Por un lado está el progreso científico y tecnológico y la aplicación a la investigación de los científicos en todo el mundo. Y por otro, la escasez de medicina, las dificultades para acceder a cuidados intensivos o al oxígeno que vimos en una América Latina vulnerada por distintos regímenes que no dieron protección a sus ciudadanos, los sistemas educativos bajo una eterna polémica y las dificultades para recomponer las economías.
Es así como el documento publicado en Berlín, asegura que “lamentablemente, hay pocas pruebas de que aprendimos las lecciones correctas de esta pandemia”.
Es posible que las grandes epidemias sean inevitables. Pero ya existe una experiencia de este tipo en el mundo moderno y persiste desde principios de 2020.
Mientras tanto, es posible comprender que el aislamiento pasó una cara factura. Señaló a otros ante el contagio, posibilitó la agresión entre pares y distorsionó el funcionamiento de las cosas en sociedades que creían –algunas aún creen– que los cambios son de otros y están lejanos.
Es que nunca antes se había intervenido de esta forma en la vida de las personas a lo largo del planeta, al mismo tiempo en tan corto lapso y bajo la consigna de preservar la vida. En vez de transformarse en un mundo que comparte lo que descubre para facilitar la salida colectiva, todavía se desconoce lo que ayudó a contener el brote en China. Si fueron medidas políticas adoptadas por el régimen sobre el sistema sanitario e incidieron en la reducción de la propagación del virus, o si se trasladó a otras poblaciones susceptibles a contraerlo.

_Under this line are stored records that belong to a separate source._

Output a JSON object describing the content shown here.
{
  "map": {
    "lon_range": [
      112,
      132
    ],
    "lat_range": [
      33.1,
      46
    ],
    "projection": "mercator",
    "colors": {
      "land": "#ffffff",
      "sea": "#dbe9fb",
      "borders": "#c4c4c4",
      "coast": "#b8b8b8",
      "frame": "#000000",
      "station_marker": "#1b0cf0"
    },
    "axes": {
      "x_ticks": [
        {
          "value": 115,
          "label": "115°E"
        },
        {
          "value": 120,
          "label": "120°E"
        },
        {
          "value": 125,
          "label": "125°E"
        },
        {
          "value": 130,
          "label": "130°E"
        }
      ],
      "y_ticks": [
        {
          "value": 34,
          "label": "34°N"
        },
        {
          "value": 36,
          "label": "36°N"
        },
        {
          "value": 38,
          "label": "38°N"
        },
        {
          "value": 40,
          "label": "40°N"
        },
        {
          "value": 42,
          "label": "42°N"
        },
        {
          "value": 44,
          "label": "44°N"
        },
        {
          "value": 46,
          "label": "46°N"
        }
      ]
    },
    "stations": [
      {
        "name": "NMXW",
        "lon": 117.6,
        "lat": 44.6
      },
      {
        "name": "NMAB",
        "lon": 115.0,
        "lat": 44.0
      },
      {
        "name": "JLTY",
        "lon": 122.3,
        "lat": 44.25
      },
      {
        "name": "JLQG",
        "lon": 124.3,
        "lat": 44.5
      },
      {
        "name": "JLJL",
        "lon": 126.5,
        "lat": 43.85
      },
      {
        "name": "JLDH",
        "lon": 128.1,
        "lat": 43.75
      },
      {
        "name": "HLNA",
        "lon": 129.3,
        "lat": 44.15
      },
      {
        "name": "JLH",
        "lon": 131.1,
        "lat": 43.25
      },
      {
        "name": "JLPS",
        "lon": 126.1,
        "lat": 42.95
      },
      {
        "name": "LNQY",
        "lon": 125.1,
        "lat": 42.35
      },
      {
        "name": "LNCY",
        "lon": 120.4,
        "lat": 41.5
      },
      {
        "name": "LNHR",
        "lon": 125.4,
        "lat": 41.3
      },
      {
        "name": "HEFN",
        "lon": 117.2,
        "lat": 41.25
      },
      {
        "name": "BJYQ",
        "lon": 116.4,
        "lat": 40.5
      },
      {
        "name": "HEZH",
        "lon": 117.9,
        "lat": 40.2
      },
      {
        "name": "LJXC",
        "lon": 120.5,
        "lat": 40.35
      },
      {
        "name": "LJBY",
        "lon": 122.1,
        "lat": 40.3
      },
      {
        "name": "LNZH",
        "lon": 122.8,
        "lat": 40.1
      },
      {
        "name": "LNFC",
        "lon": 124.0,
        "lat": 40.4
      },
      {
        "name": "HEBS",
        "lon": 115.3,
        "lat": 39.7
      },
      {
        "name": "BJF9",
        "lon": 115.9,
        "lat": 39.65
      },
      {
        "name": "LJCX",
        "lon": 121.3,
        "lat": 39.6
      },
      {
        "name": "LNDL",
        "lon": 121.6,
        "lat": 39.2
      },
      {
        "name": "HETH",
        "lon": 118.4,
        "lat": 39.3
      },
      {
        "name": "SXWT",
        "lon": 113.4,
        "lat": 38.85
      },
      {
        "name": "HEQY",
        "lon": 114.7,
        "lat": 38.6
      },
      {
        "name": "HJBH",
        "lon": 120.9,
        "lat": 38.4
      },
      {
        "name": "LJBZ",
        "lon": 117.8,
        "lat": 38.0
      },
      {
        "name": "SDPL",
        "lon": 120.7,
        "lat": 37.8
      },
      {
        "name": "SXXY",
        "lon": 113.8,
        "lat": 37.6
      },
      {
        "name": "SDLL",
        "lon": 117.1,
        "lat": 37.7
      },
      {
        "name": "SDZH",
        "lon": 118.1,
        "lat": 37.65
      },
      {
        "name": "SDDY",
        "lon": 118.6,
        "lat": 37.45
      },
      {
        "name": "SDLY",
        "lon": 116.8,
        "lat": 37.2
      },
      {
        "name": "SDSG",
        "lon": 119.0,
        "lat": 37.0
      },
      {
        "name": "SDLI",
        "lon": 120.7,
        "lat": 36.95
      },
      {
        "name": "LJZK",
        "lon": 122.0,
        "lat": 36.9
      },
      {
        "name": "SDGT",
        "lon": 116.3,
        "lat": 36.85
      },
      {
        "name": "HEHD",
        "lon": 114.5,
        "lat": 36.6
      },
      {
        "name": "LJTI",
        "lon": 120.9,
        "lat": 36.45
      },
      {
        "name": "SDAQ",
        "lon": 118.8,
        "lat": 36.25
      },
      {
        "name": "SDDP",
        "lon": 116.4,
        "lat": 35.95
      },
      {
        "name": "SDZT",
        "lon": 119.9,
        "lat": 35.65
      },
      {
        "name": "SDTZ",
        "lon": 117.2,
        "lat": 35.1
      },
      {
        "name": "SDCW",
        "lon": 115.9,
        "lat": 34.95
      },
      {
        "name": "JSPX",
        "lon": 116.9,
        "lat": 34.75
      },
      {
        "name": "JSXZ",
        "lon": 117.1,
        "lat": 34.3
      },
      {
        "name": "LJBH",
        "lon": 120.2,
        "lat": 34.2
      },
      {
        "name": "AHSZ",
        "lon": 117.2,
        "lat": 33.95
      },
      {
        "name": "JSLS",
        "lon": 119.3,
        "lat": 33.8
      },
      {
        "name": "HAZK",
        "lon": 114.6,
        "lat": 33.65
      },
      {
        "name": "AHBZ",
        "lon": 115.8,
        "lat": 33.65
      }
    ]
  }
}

Sin embargo, dentro de varios años se notará que la cicatriz más severa será la social. Quedará el recuerdo del distanciamiento físico, las pérdidas de vidas y de puestos de trabajo. Pero el impacto más duro se verá en el largo plazo y será intergeneracional. Es en América Latina y el Caribe donde los niños y adolescentes han pasado más tiempo fuera de las aulas. Los cálculos de Unicef describen esta situación: el 60 por ciento de los menores perdió el año lectivo y unos 13 millones no accedieron a la educación a distancia.
Este continente volvió a la década de 1960, cuando el 46 por ciento de los niños latinoamericanos tenía la posibilidad de terminar la escuela. Ahora mismo, en 2021, se encuentra en ese mismo nivel.
Por eso, no se alcanza a comprender el perjuicio que provoca y provocará en los países y las generaciones futuras. Y si, tal como ocurre en Uruguay con un desempleo juvenil del 25 por ciento e informalidad en los jóvenes del 30 por ciento, los gobiernos deberán resolver más temprano que tarde ese otro flagelo que se viene.
Esperemos que, al menos, quede alguna enseñanza de esta pandemia.